On one occasion, she was visiting a prisoner on Death Row in Texas for the first time and the guards just left and locked the door behind them.

"I do feel vulnerable," she admits. "I can't predict what they are going to do, as I could with somebody who's psychotic and I can watch their facial expressions change and the madness come into their eyes. I can't do that with serial killers.

"What I have learned to do over time is completely shut off any emotion that I have because it's infectious."

Yet she's never been attacked by any of her subjects, although on one occasion, a serial killer came into the room with a towel draped over his shoulder, which was pretty threatening as he'd killed a number of women by strangling them with a towel.

She coolly told him they would be disposing of it before their interview commenced.

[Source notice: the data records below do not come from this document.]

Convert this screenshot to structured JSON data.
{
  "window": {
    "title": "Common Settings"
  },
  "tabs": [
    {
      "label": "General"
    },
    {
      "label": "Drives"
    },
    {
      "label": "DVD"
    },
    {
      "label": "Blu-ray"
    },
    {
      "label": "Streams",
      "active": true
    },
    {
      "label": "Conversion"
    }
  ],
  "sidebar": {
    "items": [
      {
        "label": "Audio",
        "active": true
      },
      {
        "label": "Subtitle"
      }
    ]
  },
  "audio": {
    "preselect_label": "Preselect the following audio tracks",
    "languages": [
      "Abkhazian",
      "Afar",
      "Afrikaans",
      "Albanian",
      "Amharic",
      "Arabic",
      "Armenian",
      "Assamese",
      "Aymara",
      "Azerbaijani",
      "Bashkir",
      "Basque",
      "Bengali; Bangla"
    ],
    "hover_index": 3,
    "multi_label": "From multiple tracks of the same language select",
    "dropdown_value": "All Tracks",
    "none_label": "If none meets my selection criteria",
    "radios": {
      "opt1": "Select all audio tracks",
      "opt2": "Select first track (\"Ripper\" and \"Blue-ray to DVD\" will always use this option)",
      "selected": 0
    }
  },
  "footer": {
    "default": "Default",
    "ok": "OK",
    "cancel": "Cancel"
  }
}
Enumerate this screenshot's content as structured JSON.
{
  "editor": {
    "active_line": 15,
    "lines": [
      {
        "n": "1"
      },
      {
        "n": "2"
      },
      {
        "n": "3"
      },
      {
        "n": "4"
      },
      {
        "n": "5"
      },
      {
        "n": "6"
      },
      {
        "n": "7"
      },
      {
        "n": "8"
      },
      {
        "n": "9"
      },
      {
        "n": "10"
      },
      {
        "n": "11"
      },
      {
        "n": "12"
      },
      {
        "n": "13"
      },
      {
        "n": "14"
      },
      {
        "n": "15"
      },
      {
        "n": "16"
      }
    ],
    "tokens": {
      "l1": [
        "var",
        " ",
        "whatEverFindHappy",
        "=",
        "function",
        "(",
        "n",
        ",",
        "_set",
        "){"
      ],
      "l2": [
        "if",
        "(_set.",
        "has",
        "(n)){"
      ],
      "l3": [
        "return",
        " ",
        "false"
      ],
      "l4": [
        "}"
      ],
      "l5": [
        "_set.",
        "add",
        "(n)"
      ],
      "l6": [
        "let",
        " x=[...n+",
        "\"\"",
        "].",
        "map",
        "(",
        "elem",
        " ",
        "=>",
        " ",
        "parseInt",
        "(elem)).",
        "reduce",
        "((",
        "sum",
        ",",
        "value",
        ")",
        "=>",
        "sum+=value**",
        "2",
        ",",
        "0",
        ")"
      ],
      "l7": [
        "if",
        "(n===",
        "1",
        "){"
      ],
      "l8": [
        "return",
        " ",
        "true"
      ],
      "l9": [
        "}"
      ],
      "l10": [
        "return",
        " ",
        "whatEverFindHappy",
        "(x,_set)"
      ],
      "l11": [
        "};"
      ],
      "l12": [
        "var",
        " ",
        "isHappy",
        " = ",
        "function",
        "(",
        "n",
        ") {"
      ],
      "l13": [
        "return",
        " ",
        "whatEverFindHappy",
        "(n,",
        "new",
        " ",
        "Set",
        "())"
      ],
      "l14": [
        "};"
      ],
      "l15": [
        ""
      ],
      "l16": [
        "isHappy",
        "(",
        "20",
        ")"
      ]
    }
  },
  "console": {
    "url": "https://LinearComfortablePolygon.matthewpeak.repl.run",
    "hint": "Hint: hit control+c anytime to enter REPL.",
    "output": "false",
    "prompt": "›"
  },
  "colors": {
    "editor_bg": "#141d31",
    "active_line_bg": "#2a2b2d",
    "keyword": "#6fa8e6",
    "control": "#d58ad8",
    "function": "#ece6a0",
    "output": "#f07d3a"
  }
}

Being a psychiatrist, she says she is well trained to block out the horrors she sees daily when she walks through the front door to her family, although if she's had a prolonged period in the company of one of her subjects, she'll try to take extra time out before she goes home.

"You have to be able to separate what you see and what you do from what happens at home. I've learned to put up boundaries. It's not easy and I have to work at it.

"But I don't have nightmares, which I thought I would. I have dreams about other things but not about serial killers."

To block the horrors from her mind when she's at home, she's an enthusiastic cook.

"I make jam, preserves, soups and I get involved in domestic things. That's therapy for me."

However, certain things in everyday life may trigger a thought of something horrific she has come across in her work.

"A particular cut of roast that looks like a muscle has momentarily stopped me in the past, but then I just put it away. But it does happen, particularly when you realise that a lot of these serial killers do use their victims for food."

* My Life Among The Serial Killers, by Helen Morrison with Harold Goldberg (Wiley, £16.99).